Conceptually, the distribution of $F^{-1}(X)$ is always $U[0,1]$, regardless of the underlying random variable. It just happens that with the simple case of when you already start with a standard uniform, you just get one back. This is just from the definition of a CDF.

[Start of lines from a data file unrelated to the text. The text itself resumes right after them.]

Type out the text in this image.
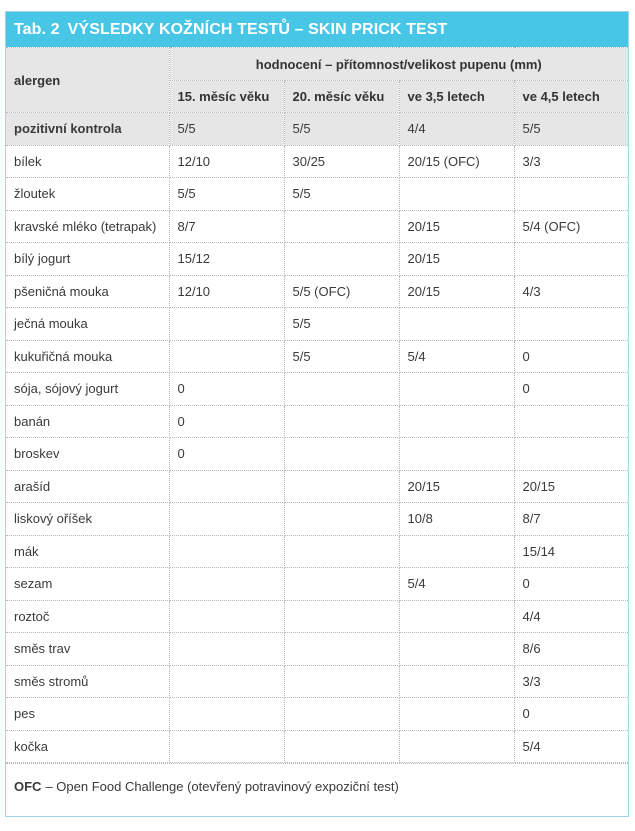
Tab. 2 VÝSLEDKY KOŽNÍCH TESTŮ – SKIN PRICK TEST
alergen	hodnocení – přítomnost/velikost pupenu (mm)			
	15. měsíc věku	20. měsíc věku	ve 3,5 letech	ve 4,5 letech
pozitivní kontrola	5/5	5/5	4/4	5/5
bílek	12/10	30/25	20/15 (OFC)	3/3
žloutek	5/5	5/5		
kravské mléko (tetrapak)	8/7		20/15	5/4 (OFC)
bílý jogurt	15/12		20/15	
pšeničná mouka	12/10	5/5 (OFC)	20/15	4/3
ječná mouka		5/5		
kukuřičná mouka		5/5	5/4	0
sója, sójový jogurt	0			0
banán	0			
broskev	0			
arašíd			20/15	20/15
liskový oříšek			10/8	8/7
mák				15/14
sezam			5/4	0
roztoč				4/4
směs trav				8/6
směs stromů				3/3
pes				0
kočka				5/4
OFC – Open Food Challenge (otevřený potravinový expoziční test)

Also, I don't see why you think you got a different answer: You've concluded that the probability that the inverse transform of a uniform is less than a value is equal to the CDF of the random variable. So did the "solution". The only difference I see is that they are using $a$ instead of $y$. Also, you relied on integration while the solution relied on limits, which is a more general approach. But you are not wrong in this case.

Answer 4

To compute $\mathbf P\left(F^{-1}(U) \le a\right)$, we should understand the event $\{F^{-1}(U) \le a\}$ better. Notice that if $F^{-1}(U) \equiv \inf\{y : F(y) > U\}$, then by definition of the infimum, for every $n\ge 1$ we have $$ F\left(F^{-1}(U)+\frac{1}{n}\right) > U. $$ If $F^{-1}(U) \le a$, then by monotonicity, $a$ has the property that for every $n\ge 1$, $$ F\left(a + \frac{1}{n}\right) > U. $$ Conversely, if $F\left(a+\frac{1}{n}\right) > U$ for every $n$, then $a$ is at least as big as $\inf\{y : F(y) > U\}$, i.e. $a\ge F^{-1}(U)$. Hence we have \begin{align*} \mathbf P\left(F^{-1}(U) \le a\right) &= \mathbf P\left(\bigcap_{n=1}^\infty\left\{U<F\left(a+\frac{1}{n}\right)\right\}\right) \end{align*} because the two events inside $\mathbf P(\dots)$ are equal. Now, the events inside the second set of parentheses are nested, so \begin{align*} P\left(\bigcap_{n=1}^\infty\left\{U<F\left(a+\frac{1}{n}\right)\right\}\right) &= \lim_{n\to\infty}\mathbf P\left(U < F\left(a+\frac{1}{n}\right)\right)\\ &= \lim_{n\to\infty}F\left(a+\frac{1}{n}\right) \\ &= F(a), \end{align*} where the second equality uses the definition of $U$ and the last equality follows by right-continuity of the distribution function $F$.